Don acquiesça et regarda le menu. Il allait choisir rapidement quelque chose. Mais il était un peu déconcerté de voir la description des plats sans la valeur en dollars. Tout a un prix, se dit-il, même si on ne peut pas le voir.

7.

Don et Sarah avaient eu une autre discussion à propos du SETI, un an avant la détection du premier signal venu de Sigma Draconis. Ils approchaient de la cinquantaine, à l’époque, et Sarah, déprimée par le fait qu’aucun message n’ait jamais été capté, s’inquiétait d’avoir consacré sa vie à un projet parfaitement stérile.

— Peut-être qu’ils sont là quelque part, avait dit Don un soir qu’ils étaient allés se promener. (Depuis quelques années, son problème de poids était devenu une véritable religion pour lui, et ils marchaient une demi-heure chaque soir quand il faisait beau. L’hiver, il se servait d’un tapis de course installé dans le sous-sol.) Mais ils préfèrent peut-être ne rien dire. Tu vois, pour ne pas contaminer notre culture. La Première Directive, ce genre de truc.

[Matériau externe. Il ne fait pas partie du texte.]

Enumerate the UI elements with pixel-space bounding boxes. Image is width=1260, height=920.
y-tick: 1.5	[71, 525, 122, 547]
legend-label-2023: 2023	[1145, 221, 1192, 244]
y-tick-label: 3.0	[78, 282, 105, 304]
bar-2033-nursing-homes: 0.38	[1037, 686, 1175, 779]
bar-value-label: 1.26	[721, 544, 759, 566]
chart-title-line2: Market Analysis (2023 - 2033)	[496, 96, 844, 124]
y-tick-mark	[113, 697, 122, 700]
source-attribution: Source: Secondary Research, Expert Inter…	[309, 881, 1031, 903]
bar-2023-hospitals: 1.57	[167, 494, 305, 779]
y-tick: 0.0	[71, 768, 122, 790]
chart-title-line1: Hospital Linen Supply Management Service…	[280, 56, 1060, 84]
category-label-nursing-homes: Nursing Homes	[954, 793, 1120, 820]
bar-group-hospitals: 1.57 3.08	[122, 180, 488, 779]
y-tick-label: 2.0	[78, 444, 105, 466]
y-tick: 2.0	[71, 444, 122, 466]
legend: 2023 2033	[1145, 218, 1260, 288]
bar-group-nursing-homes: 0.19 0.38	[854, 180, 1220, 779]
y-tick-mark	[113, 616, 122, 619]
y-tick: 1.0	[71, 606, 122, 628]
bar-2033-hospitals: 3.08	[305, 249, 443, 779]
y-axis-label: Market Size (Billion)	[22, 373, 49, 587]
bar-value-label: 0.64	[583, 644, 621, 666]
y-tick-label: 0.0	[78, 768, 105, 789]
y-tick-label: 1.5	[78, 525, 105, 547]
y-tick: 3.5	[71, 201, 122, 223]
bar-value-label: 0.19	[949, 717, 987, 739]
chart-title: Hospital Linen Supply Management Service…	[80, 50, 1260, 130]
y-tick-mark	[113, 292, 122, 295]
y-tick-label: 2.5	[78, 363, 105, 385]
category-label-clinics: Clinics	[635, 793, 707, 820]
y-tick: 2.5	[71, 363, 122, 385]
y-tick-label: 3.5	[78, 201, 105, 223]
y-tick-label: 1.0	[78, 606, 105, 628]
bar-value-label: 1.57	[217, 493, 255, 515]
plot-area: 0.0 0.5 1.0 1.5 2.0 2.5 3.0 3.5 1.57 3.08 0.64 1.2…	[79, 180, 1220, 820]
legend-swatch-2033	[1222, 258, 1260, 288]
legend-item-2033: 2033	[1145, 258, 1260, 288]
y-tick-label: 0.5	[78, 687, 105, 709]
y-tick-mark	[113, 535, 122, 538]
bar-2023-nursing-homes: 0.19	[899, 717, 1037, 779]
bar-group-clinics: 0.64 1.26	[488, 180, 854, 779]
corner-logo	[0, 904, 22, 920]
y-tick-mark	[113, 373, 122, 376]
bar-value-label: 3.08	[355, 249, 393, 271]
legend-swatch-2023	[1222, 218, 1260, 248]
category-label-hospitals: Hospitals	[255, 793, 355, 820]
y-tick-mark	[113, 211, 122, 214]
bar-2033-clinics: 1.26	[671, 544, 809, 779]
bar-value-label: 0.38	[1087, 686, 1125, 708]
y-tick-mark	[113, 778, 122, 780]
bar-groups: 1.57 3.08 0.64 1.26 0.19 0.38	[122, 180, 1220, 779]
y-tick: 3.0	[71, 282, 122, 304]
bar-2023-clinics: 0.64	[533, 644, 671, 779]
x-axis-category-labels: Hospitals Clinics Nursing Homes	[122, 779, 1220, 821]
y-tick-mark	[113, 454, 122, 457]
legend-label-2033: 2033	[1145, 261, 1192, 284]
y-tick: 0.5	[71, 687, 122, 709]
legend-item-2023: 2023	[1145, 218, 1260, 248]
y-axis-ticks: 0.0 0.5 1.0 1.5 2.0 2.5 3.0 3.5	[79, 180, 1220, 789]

Sarah avait secoué la tête.

— Non, non. Les extraterrestres ont une obligation de nous faire savoir qu’ils sont là.

— Pourquoi ?

— Parce qu’ils constitueraient une preuve existentielle qu’on peut survivre à l’adolescence technologique. Tu sais, cette période où on possède les outils suffisants pour détruire son espèce tout entière, mais sans avoir encore de mécanisme en place pour s’empêcher à tout jamais de s’en servir. Nous avons inventé la radio en 1895, et mis au point la bombe atomique seulement cinquante ans plus tard, en 1945. Est-ce qu’une civilisation est capable de survivre pendant des siècles, ou même des milliers d’années, une fois qu’elle sait comment fabriquer des armes nucléaires ? Et si ce n’est pas elles qui vous tuent, il y a toujours des armes à base d’IA ou de nanotech, ou des virus génétiquement élaborés, qui pourraient faire le travail – à moins de trouver un moyen de survivre à tout ça. Eh bien, une civilisation dont nous recevrions les signaux serait forcément plus ancienne que la nôtre. La réception de ces messages nous dirait qu’il est possible de survivre.